Thanks Vladimir! Would you be able to add a test that fails without the patch and which this PR turns green?

— Reply to this email directly or view it on GitHub.

sirthias commented 9 years ago

Thanks! We are obviously missing a test here.

vsch commented 9 years ago

There are other issues associated with this fix. Now compound lists are handled correctly but all sub-lists are compact unless they contain a paragraph. I have a fix for this and also fixed regression test failures because definitions and lists share rules.

The crux of the issue is that a list item's children can be an arbitrary set of indented blocks (one or more indents). All of these should be collected into a single chunk to be parsed recursively because its sub-items can also be interleaved with blank lines, code blocks, etc. If you break a list-item's child blocks into individual parts then one of its sub-list's items may not have the correct contents because the sub-list may be prematurely closed at the end of the recursive parsing of one of the text child blocks.

The list item rule now takes all following blocks that are part of its children and parses it recursively as one text stream. The results are much better. You get compact or loose items and regression tests pass for all except the pegdown.spec: AstText.ast. The issue is that you cannot include the trailing blank lines after a list item because the next item needs them to determine whether it is loose or tight. So a list item now takes leading blank lines but leaves trailing ones for the next item. This causes the blank line with two spaces at the end of the list in the test to be excluded from the BulletListNode leading to a discrepancy of 3 characters (2 spaces + \n).
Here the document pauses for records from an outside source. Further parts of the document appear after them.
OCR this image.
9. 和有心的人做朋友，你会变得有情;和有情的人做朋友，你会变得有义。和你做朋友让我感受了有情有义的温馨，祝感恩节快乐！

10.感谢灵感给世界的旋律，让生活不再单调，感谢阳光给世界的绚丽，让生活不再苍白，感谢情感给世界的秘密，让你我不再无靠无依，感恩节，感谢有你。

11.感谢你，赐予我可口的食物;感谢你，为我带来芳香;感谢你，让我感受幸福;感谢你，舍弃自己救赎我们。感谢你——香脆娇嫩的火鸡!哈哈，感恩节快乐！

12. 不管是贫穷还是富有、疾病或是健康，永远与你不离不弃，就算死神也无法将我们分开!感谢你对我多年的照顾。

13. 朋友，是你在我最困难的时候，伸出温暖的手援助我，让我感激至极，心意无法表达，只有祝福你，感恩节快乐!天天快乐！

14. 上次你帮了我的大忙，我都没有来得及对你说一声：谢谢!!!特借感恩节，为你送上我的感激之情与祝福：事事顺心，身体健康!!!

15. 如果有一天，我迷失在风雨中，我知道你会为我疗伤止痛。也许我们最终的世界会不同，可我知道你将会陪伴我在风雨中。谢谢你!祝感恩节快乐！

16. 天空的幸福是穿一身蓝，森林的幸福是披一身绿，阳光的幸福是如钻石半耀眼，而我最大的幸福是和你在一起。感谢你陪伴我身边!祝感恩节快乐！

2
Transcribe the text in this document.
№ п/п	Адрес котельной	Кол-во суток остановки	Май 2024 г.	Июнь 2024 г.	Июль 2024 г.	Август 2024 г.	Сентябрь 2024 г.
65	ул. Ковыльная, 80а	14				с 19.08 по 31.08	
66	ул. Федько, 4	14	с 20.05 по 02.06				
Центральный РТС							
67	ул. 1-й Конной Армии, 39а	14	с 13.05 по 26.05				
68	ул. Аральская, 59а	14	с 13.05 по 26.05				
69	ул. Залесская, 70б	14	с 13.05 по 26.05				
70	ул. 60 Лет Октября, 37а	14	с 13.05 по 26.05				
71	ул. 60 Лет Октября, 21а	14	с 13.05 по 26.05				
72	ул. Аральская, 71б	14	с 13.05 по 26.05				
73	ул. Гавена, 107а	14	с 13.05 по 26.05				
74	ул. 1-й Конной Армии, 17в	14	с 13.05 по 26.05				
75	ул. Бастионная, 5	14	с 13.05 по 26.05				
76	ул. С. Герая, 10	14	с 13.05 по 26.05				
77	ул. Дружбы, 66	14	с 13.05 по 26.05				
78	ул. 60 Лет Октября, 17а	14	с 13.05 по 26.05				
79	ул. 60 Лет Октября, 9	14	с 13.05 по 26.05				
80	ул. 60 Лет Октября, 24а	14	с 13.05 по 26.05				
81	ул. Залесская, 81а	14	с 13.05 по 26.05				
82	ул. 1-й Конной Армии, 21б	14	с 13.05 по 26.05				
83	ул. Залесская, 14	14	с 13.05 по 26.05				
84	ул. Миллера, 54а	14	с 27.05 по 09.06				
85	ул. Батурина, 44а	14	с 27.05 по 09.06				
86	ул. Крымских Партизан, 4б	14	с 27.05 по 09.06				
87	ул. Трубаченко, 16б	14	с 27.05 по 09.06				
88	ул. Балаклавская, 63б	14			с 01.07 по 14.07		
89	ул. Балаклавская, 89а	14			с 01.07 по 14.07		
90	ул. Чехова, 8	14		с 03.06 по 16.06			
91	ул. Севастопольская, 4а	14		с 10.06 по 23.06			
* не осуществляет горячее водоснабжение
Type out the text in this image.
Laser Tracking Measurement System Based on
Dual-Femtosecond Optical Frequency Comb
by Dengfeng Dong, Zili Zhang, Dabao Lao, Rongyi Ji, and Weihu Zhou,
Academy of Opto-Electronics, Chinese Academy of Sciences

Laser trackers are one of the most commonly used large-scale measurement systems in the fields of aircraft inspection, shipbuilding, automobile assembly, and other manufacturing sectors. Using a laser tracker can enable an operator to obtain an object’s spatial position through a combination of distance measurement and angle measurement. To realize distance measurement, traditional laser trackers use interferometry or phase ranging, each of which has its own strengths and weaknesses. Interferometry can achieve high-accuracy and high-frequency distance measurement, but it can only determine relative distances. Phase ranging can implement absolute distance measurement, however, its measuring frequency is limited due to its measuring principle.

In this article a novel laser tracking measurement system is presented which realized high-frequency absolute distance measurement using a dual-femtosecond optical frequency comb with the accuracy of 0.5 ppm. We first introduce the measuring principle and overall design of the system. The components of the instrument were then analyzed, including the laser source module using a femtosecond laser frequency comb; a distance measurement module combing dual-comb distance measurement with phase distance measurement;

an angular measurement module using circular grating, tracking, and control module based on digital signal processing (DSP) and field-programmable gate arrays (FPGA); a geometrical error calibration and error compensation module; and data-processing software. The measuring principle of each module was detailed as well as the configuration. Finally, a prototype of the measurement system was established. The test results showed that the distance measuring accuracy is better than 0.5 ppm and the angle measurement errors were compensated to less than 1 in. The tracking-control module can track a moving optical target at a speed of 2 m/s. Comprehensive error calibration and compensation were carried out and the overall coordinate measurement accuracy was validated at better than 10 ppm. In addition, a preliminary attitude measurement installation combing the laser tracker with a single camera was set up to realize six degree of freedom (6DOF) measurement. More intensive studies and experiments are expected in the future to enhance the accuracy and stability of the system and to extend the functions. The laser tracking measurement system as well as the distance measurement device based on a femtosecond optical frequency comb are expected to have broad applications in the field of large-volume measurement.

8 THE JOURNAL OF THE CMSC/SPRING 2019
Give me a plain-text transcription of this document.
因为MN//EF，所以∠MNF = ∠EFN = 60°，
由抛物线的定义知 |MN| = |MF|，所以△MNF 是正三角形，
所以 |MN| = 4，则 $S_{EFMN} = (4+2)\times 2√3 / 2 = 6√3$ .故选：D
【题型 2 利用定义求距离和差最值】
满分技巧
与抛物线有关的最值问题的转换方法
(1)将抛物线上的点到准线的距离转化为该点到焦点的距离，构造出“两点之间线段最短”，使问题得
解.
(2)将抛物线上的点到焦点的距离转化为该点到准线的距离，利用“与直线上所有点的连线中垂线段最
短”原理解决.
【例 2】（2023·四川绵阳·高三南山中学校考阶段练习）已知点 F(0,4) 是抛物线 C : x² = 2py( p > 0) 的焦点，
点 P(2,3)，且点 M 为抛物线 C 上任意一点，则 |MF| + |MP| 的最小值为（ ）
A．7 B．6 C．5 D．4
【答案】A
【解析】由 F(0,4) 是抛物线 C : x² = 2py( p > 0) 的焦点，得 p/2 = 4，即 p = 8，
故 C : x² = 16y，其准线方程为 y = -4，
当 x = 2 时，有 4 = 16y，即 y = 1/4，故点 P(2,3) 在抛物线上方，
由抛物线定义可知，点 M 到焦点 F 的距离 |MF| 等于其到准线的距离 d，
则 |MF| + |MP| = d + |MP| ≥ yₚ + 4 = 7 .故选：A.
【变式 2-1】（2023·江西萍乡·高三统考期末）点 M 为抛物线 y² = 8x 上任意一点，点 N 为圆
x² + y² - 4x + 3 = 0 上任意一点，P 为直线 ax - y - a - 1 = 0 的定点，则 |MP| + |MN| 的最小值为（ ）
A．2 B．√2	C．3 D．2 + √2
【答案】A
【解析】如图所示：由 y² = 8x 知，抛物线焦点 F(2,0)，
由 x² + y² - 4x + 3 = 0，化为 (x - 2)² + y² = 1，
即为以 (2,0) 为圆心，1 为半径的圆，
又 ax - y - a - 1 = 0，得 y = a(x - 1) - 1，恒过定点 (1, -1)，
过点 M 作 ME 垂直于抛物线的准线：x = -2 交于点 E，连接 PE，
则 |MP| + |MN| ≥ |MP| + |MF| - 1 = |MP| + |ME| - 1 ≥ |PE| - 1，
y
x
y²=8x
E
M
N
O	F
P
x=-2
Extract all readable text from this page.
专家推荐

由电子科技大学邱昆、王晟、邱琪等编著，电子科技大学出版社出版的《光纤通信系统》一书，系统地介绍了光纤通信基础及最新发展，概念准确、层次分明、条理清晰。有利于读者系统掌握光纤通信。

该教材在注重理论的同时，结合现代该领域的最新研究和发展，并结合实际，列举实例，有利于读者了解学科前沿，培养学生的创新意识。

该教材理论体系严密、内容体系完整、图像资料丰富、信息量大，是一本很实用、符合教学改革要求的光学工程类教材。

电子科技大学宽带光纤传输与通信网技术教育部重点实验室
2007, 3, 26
I changed the expectation file for the test to match the current results.

For now I would not go as far as testing all the combinations and permutations for lists because I suspect that other issues will be discovered. I simply don't have the time to fix them all as they arise or write all the tests. If I create tests that fail, I'll need to validate that they are not false negative, etc. As one co-worker of mine used to say: "It's a career decision." which I am not prepared to make. ;)

I separated the definition block list parsing from the list block parsing because the definition tests expect the old behaviour and I didn't get to validating that part of the parser. For now I am willing to take it at face value. The definitions rules are a copy of the old ListItem rule and dependent rules that diverge for lists.

I'll close this PR and open a new one with the fixes that pass the regression tests, but without adding new tests for the bug fixes. I will post another PR with new tests tomorrow or the day after.